Now, i'm not saying that's the case with the Lamp tutorial;however, I can't help but sit here perplexed when, after following the tutorial by the letter, what should turn into one of these highlighted items:





I instead get this hollow ring:


 I set everything how the book said prior to creating the ring, and the next set of steps moves on to copying and pasting the product of the CV tool curve. So, according to the book, what i did was supposedly correct. and yet, a setting is clearly wrong. I can only imagine that, when it had me center the pivot point, it centered on the wrong point, thus creating the ring. It makes sense; the center of the ring is clearly in the center of the scene. however, I didn't see any move tool or anything pop up when I centered the point, and the tutorial didn't say to move the project to the center; I'm clearly meant to have the pivot point for the curve moved from there. So, I have no idea how this happened.

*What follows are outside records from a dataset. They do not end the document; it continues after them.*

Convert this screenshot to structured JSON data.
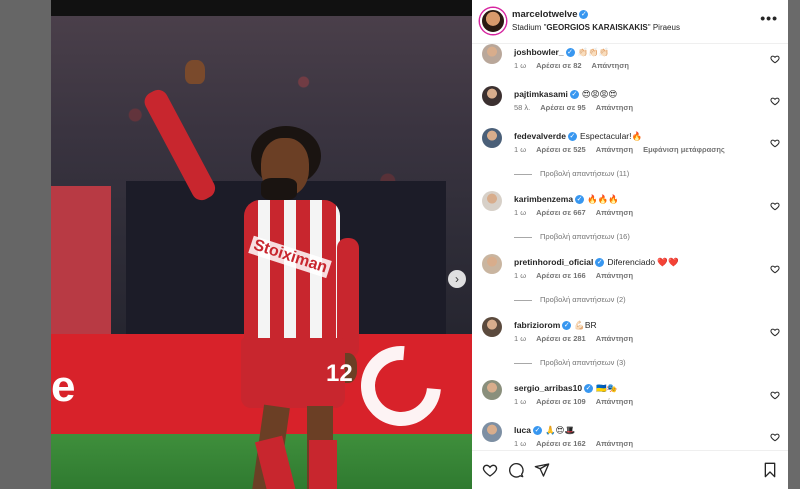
{
  "post": {
    "username": "marcelotwelve",
    "location_prefix": "Stadium \"",
    "location_name": "GEORGIOS KARAISKAKIS",
    "location_suffix": "\" Piraeus",
    "more_label": "•••",
    "next_label": "›"
  },
  "photo": {
    "shirt_number": "12",
    "sponsor": "Stoiximan",
    "adboard_letter": "e"
  },
  "comments": [
    {
      "user": "joshbowler_",
      "verified": true,
      "text": "👏🏻👏🏻👏🏻",
      "time": "1 ω",
      "likes": "Αρέσει σε 82",
      "reply": "Απάντηση",
      "translate": "",
      "replies": "",
      "avatar_color": "#b9a79a"
    },
    {
      "user": "pajtimkasami",
      "verified": true,
      "text": "😍😡😡😍",
      "time": "58 λ.",
      "likes": "Αρέσει σε 95",
      "reply": "Απάντηση",
      "translate": "",
      "replies": "",
      "avatar_color": "#3b3030"
    },
    {
      "user": "fedevalverde",
      "verified": true,
      "text": "Espectacular!🔥",
      "time": "1 ω",
      "likes": "Αρέσει σε 525",
      "reply": "Απάντηση",
      "translate": "Εμφάνιση μετάφρασης",
      "replies": "Προβολή απαντήσεων (11)",
      "avatar_color": "#4a5f78"
    },
    {
      "user": "karimbenzema",
      "verified": true,
      "text": "🔥🔥🔥",
      "time": "1 ω",
      "likes": "Αρέσει σε 667",
      "reply": "Απάντηση",
      "translate": "",
      "replies": "Προβολή απαντήσεων (16)",
      "avatar_color": "#d7d0c8"
    },
    {
      "user": "pretinhorodi_oficial",
      "verified": true,
      "text": "Diferenciado ❤️❤️",
      "time": "1 ω",
      "likes": "Αρέσει σε 166",
      "reply": "Απάντηση",
      "translate": "",
      "replies": "Προβολή απαντήσεων (2)",
      "avatar_color": "#c9b5a0"
    },
    {
      "user": "fabriziorom",
      "verified": true,
      "text": "💪🏻BR",
      "time": "1 ω",
      "likes": "Αρέσει σε 281",
      "reply": "Απάντηση",
      "translate": "",
      "replies": "Προβολή απαντήσεων (3)",
      "avatar_color": "#5b4a3d"
    },
    {
      "user": "sergio_arribas10",
      "verified": true,
      "text": "🇺🇦🎭",
      "time": "1 ω",
      "likes": "Αρέσει σε 109",
      "reply": "Απάντηση",
      "translate": "",
      "replies": "",
      "avatar_color": "#8a8f7c"
    },
    {
      "user": "luca",
      "verified": true,
      "text": "🙏😍🎩",
      "time": "1 ω",
      "likes": "Αρέσει σε 162",
      "reply": "Απάντηση",
      "translate": "",
      "replies": "",
      "avatar_color": "#7d8fa3"
    }
  ],
  "icons": {
    "like": "heart-icon",
    "comment": "comment-icon",
    "share": "share-icon",
    "save": "bookmark-icon"
  },
  "colors": {
    "verified": "#3897f0",
    "primary_text": "#262626",
    "secondary_text": "#737373",
    "story_ring": "#d6249f"
  }
}
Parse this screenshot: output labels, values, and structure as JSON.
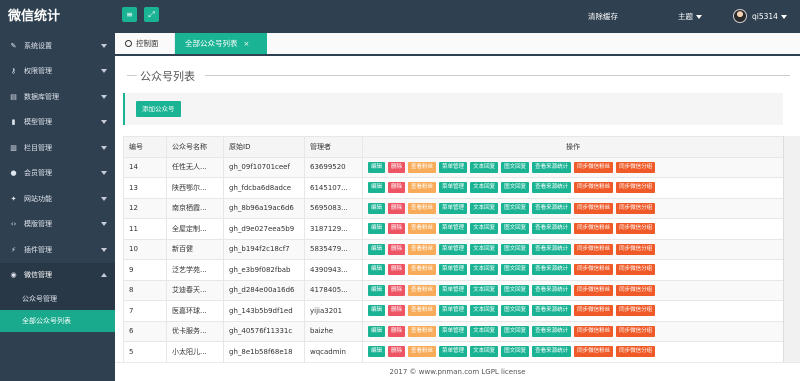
{
  "app": {
    "title": "微信统计"
  },
  "sidebar": {
    "items": [
      {
        "label": "系统设置",
        "icon": "wrench-icon",
        "glyph": "✎"
      },
      {
        "label": "权限管理",
        "icon": "key-icon",
        "glyph": "⚷"
      },
      {
        "label": "数据库管理",
        "icon": "database-icon",
        "glyph": "▤"
      },
      {
        "label": "模型管理",
        "icon": "book-icon",
        "glyph": "▮"
      },
      {
        "label": "栏目管理",
        "icon": "columns-icon",
        "glyph": "▥"
      },
      {
        "label": "会员管理",
        "icon": "user-icon",
        "glyph": "●"
      },
      {
        "label": "网站功能",
        "icon": "puzzle-icon",
        "glyph": "✦"
      },
      {
        "label": "模版管理",
        "icon": "code-icon",
        "glyph": "‹›"
      },
      {
        "label": "插件管理",
        "icon": "plug-icon",
        "glyph": "⚡"
      },
      {
        "label": "微信管理",
        "icon": "wechat-icon",
        "glyph": "◉"
      }
    ],
    "sub_items": [
      {
        "label": "公众号管理"
      },
      {
        "label": "全部公众号列表"
      }
    ]
  },
  "topbar": {
    "menu_icon": "≡",
    "expand_icon": "⤢",
    "clear_cache": "清除缓存",
    "theme": "主题",
    "username": "qi5314"
  },
  "tabs": [
    {
      "label": "控制面板"
    },
    {
      "label": "全部公众号列表",
      "close": "×"
    }
  ],
  "page": {
    "title": "公众号列表",
    "add_button": "添加公众号"
  },
  "table": {
    "headers": [
      "编号",
      "公众号名称",
      "原始ID",
      "管理者",
      "操作"
    ],
    "actions": [
      {
        "label": "编辑",
        "color": "green"
      },
      {
        "label": "删除",
        "color": "red"
      },
      {
        "label": "查看粉丝",
        "color": "yellow"
      },
      {
        "label": "菜单管理",
        "color": "green"
      },
      {
        "label": "文本回复",
        "color": "green"
      },
      {
        "label": "图文回复",
        "color": "green"
      },
      {
        "label": "查看来源统计",
        "color": "green"
      },
      {
        "label": "同步微信粉丝",
        "color": "orange"
      },
      {
        "label": "同步微信分组",
        "color": "orange"
      }
    ],
    "rows": [
      {
        "id": "14",
        "name": "任性无人...",
        "orig_id": "gh_09f10701ceef",
        "manager": "63699520"
      },
      {
        "id": "13",
        "name": "陕西鄂尔...",
        "orig_id": "gh_fdcba6d8adce",
        "manager": "6145107..."
      },
      {
        "id": "12",
        "name": "南京栖霞...",
        "orig_id": "gh_8b96a19ac6d6",
        "manager": "5695083..."
      },
      {
        "id": "11",
        "name": "全屋定制...",
        "orig_id": "gh_d9e027eea5b9",
        "manager": "3187129..."
      },
      {
        "id": "10",
        "name": "新百健",
        "orig_id": "gh_b194f2c18cf7",
        "manager": "5835479..."
      },
      {
        "id": "9",
        "name": "泛艺学苑...",
        "orig_id": "gh_e3b9f082fbab",
        "manager": "4390943..."
      },
      {
        "id": "8",
        "name": "艾迪春天...",
        "orig_id": "gh_d284e00a16d6",
        "manager": "4178405..."
      },
      {
        "id": "7",
        "name": "医嘉环球...",
        "orig_id": "gh_143b5b9df1ed",
        "manager": "yijia3201"
      },
      {
        "id": "6",
        "name": "优卡服务...",
        "orig_id": "gh_40576f11331c",
        "manager": "baizhe"
      },
      {
        "id": "5",
        "name": "小太阳儿...",
        "orig_id": "gh_8e1b58f68e18",
        "manager": "wqcadmin"
      }
    ]
  },
  "footer": {
    "text": "2017 © www.pnman.com  LGPL license"
  },
  "colors": {
    "sidebar_bg": "#2f4050",
    "accent": "#1ab394",
    "danger": "#ed5565",
    "warning": "#f8ac59",
    "orange": "#f05a28"
  }
}
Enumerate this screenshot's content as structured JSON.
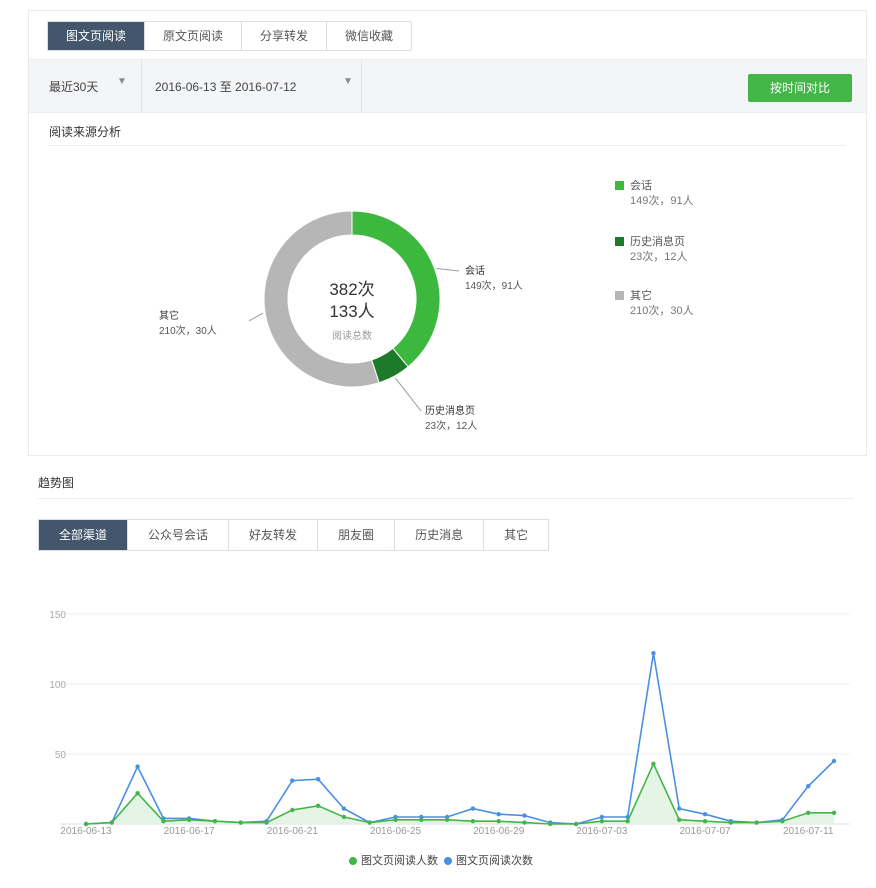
{
  "top_tabs": [
    "图文页阅读",
    "原文页阅读",
    "分享转发",
    "微信收藏"
  ],
  "top_active": 0,
  "range": {
    "label": "最近30天",
    "caret": "▼"
  },
  "date_range": {
    "label": "2016-06-13 至 2016-07-12",
    "caret": "▼"
  },
  "compare_button": "按时间对比",
  "source_section_title": "阅读来源分析",
  "donut": {
    "total_times": "382次",
    "total_people": "133人",
    "caption": "阅读总数",
    "segments": [
      {
        "name": "会话",
        "detail": "149次，91人",
        "value": 149,
        "color": "#3cb83f"
      },
      {
        "name": "历史消息页",
        "detail": "23次，12人",
        "value": 23,
        "color": "#1e7a2b"
      },
      {
        "name": "其它",
        "detail": "210次，30人",
        "value": 210,
        "color": "#b6b6b6"
      }
    ]
  },
  "legend": [
    {
      "name": "会话",
      "detail": "149次，91人",
      "color": "#3cb83f"
    },
    {
      "name": "历史消息页",
      "detail": "23次，12人",
      "color": "#1e7a2b"
    },
    {
      "name": "其它",
      "detail": "210次，30人",
      "color": "#b6b6b6"
    }
  ],
  "trend_title": "趋势图",
  "channel_tabs": [
    "全部渠道",
    "公众号会话",
    "好友转发",
    "朋友圈",
    "历史消息",
    "其它"
  ],
  "channel_active": 0,
  "chart_data": {
    "type": "line",
    "x": [
      "2016-06-13",
      "2016-06-14",
      "2016-06-15",
      "2016-06-16",
      "2016-06-17",
      "2016-06-18",
      "2016-06-19",
      "2016-06-20",
      "2016-06-21",
      "2016-06-22",
      "2016-06-23",
      "2016-06-24",
      "2016-06-25",
      "2016-06-26",
      "2016-06-27",
      "2016-06-28",
      "2016-06-29",
      "2016-06-30",
      "2016-07-01",
      "2016-07-02",
      "2016-07-03",
      "2016-07-04",
      "2016-07-05",
      "2016-07-06",
      "2016-07-07",
      "2016-07-08",
      "2016-07-09",
      "2016-07-10",
      "2016-07-11",
      "2016-07-12"
    ],
    "xticks": [
      "2016-06-13",
      "2016-06-17",
      "2016-06-21",
      "2016-06-25",
      "2016-06-29",
      "2016-07-03",
      "2016-07-07",
      "2016-07-11"
    ],
    "yticks": [
      50,
      100,
      150
    ],
    "ylim": [
      0,
      150
    ],
    "series": [
      {
        "name": "图文页阅读人数",
        "color": "#44b549",
        "values": [
          0,
          1,
          22,
          2,
          3,
          2,
          1,
          1,
          10,
          13,
          5,
          1,
          3,
          3,
          3,
          2,
          2,
          1,
          0,
          0,
          2,
          2,
          43,
          3,
          2,
          1,
          1,
          2,
          8,
          8
        ]
      },
      {
        "name": "图文页阅读次数",
        "color": "#4a90e2",
        "values": [
          0,
          1,
          41,
          4,
          4,
          2,
          1,
          2,
          31,
          32,
          11,
          1,
          5,
          5,
          5,
          11,
          7,
          6,
          1,
          0,
          5,
          5,
          122,
          11,
          7,
          2,
          1,
          3,
          27,
          45
        ]
      }
    ]
  }
}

It's as though the book assumes Maya is going to work. except the writer of this text knows Maya is an incredibly temperamental program and it doesn't always work, even when it should-- as evidenced by the following line when it comes time in the book to render the decorative box from before:

"14. Save your work, grab someone you love, and give them a hug."

When your textbook includes demoralizing lines such as this when it's trying to teach you how to do something-- when the text itself is inaccurate to the point of hair-pulling frustration-- then something is terribly wrong.

It's not to say that these tutorials are absolutely impossible; I'm sure that I'd probably understand things better if I as able to take a lot more time on each given section, and if I wasn't so easily confused by the text. It could even just be terrible reading comprehension skills on my end-- who knows? Or the text is just not set up in a way that's beneficial to my form of learning. I did learn a few tool shortcuts, however, and I'm getting a lot better applying flat textures to surfaces. I'm absolutely terrible with multi-surfaces meshes, as we'll soon see with my poor excuse for a wagon. Still, Maya stopped fighting me when applying textures directly to planes! So, progress? I also did learn how to use CV Tools despite failing in this instance to continue past one. so, at the very least, I did take away a few lessons from this particular project.